Les costumes étaient très simples composés de draps avec parfois un peu de couleurs pastel notamment pendant le bal.

L’éclairage était souvent sombre sans doute pour accentuer le coté intrigue ou angoisse.

La musique renforçait l’atmosphère des scènes : gaieté pour le bal, intensité pour les combats et douceur pour la nuit de noce.

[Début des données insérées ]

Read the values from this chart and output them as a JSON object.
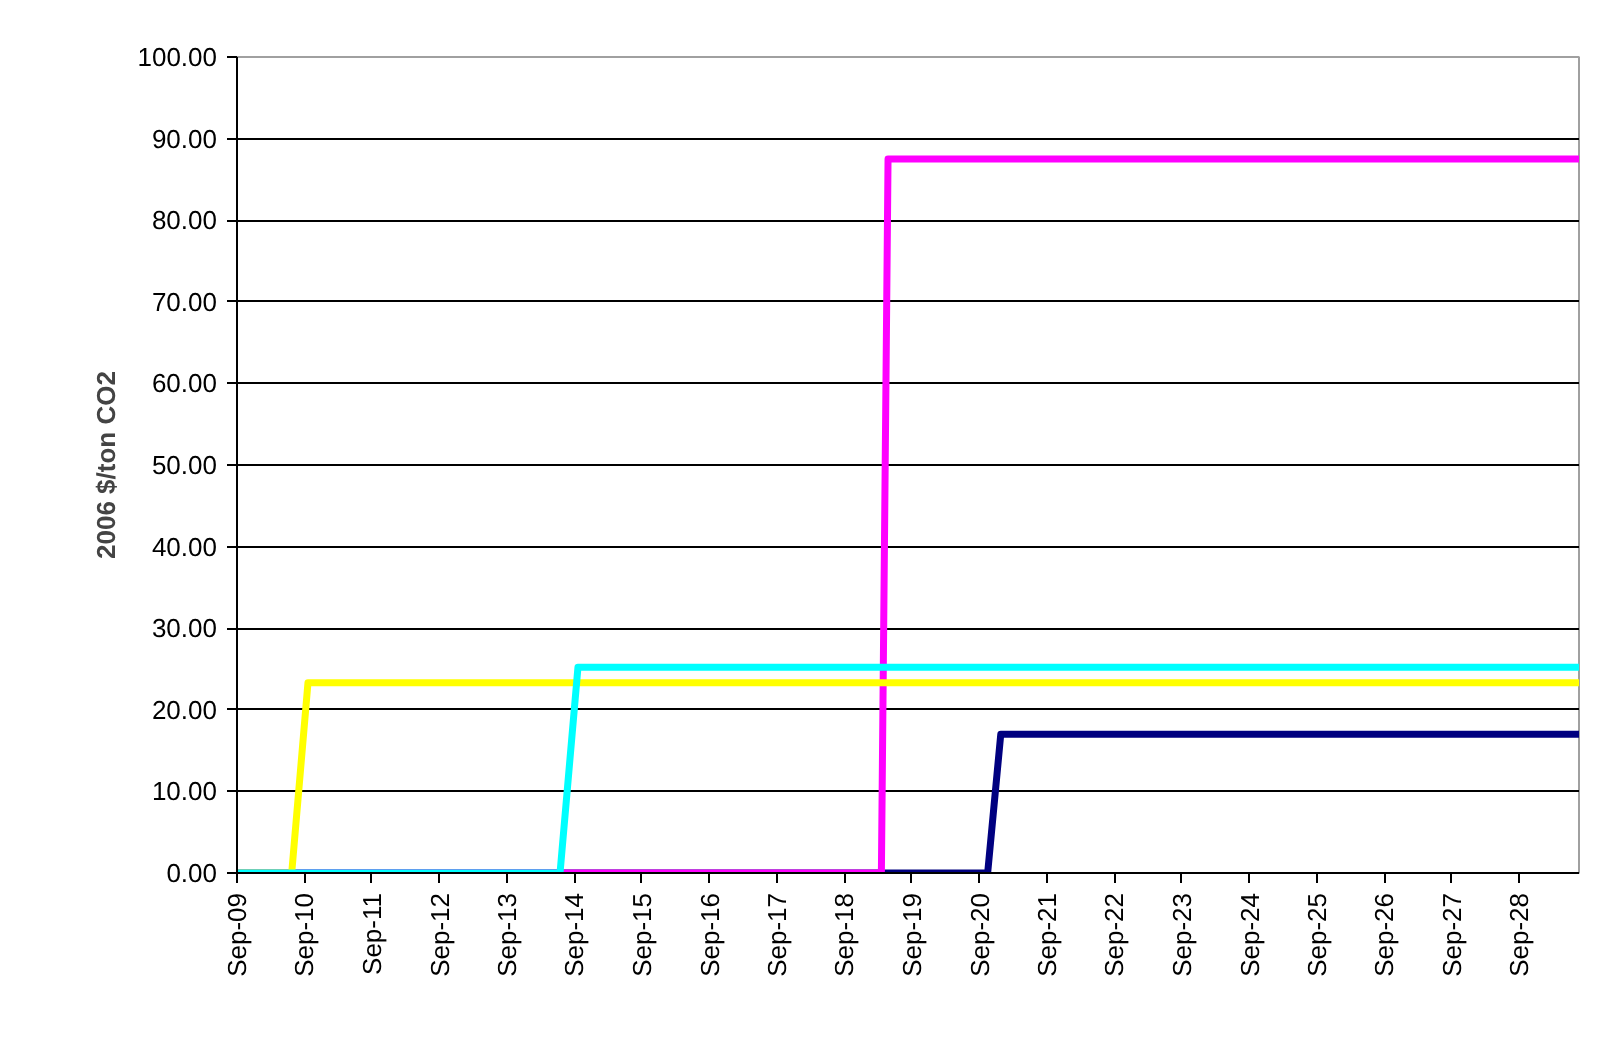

Les danseurs faisaient preuve d’une grande légèreté et nous faisaient ressentir leurs sentiments par leurs gestes par exemple le prologue était surprenant, il nous montrait que Roméo et Juliette étaient maîtrisés par la mort, qu’elle les manipulait à sa guise et les empêchait de communiquer. Dans le bal on voyait bien que Roméo et Juliette voulaient se rencontrer mais que les autres personnages essayaient de les séparer.

Pendant la nuit de noce on ressentait la passion entre les deux amants.

J’ai trouvé que le ballet était magnifique et je l’ai adoré car je suis rentré dans l’histoire et j’ai ressenti beaucoup d’émotions. Ce qui m’a étonné c’est que l’on puisse raconter une histoire autrement que par la parole ou l’écriture.